El enoturismo, un desafío económico mayor
Con motivo de la temporada de verano, el Domaine de Favanquet (La Londe-les-Maures) ha anunciado el inicio de sus actividades estivales.

Así, la famosa finca vitícola de La Londe está lista para acoger a los visitantes durante el período más esperado del año en el litoral méditerranéen.
Este anuncio marca el pistoletazo de salida de una temporada crucial para el enoturismo local.
El Domaine es una figura reconocida de la denominación de origen protegida (AOP) Côtes de Provence.
Con una ubicación privilegiada entre la tierra y el mar, contribuye al renombre de los vinos de la región.
Cada año, la llegada del verano transforma el ritmo de estas explotaciones, que adaptan su acogida para responder a una demanda creciente.
La temporada de verano es, de hecho, un escaparate excepcional para dar a conocer el saber hacer de los viticultores y la riqueza del patrimonio local.

Para las fincas vitícolas como Favanquet, el período que se inicia es estratégico.
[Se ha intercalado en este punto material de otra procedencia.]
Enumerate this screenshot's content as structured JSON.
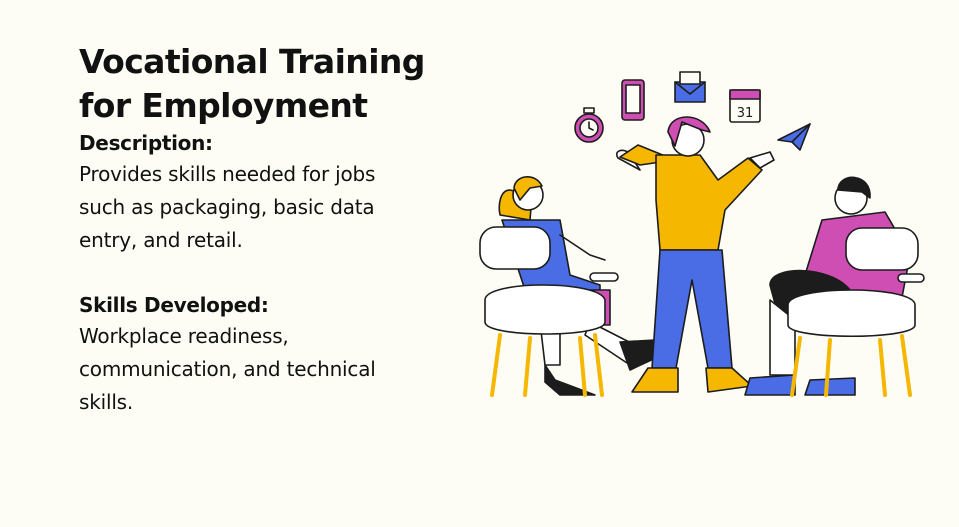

Coincide con la afluencia de turistas franceses e internacionales en la costa varoise, una clientela curiosa por sumergirse en la cultura provençale y degustar los productos de la tierra. El lanzamiento de la temporada de verano implica una intensificación de las actividades de acogida, de las catas y de las visitas, lo que permite crear un vínculo entre el productor y el consumidor. Es una palanca económica esencial que pone en valor tanto los productos como el territorio. El anuncio del Domaine se interpreta como una invitación abierta a todos los amantes del vino, a los residentes locales y a los veraneantes. Señala que la finca está lista para compartir su pasión y sus cosechas durante todo el verano. La temporada de verano es tradicionalmente la oportunidad para que los visitantes descubran las bodegas, paseen por los viñedos y comprendan las sutilezas de los vinos rosados, blancos y tintos que son el orgullo de la Provence. La finca se posiciona así como un destino imprescindible para quienes desean vivir una experiencia auténtica en el corazón del viñedo varois.
Foto Philippe OLIVIER.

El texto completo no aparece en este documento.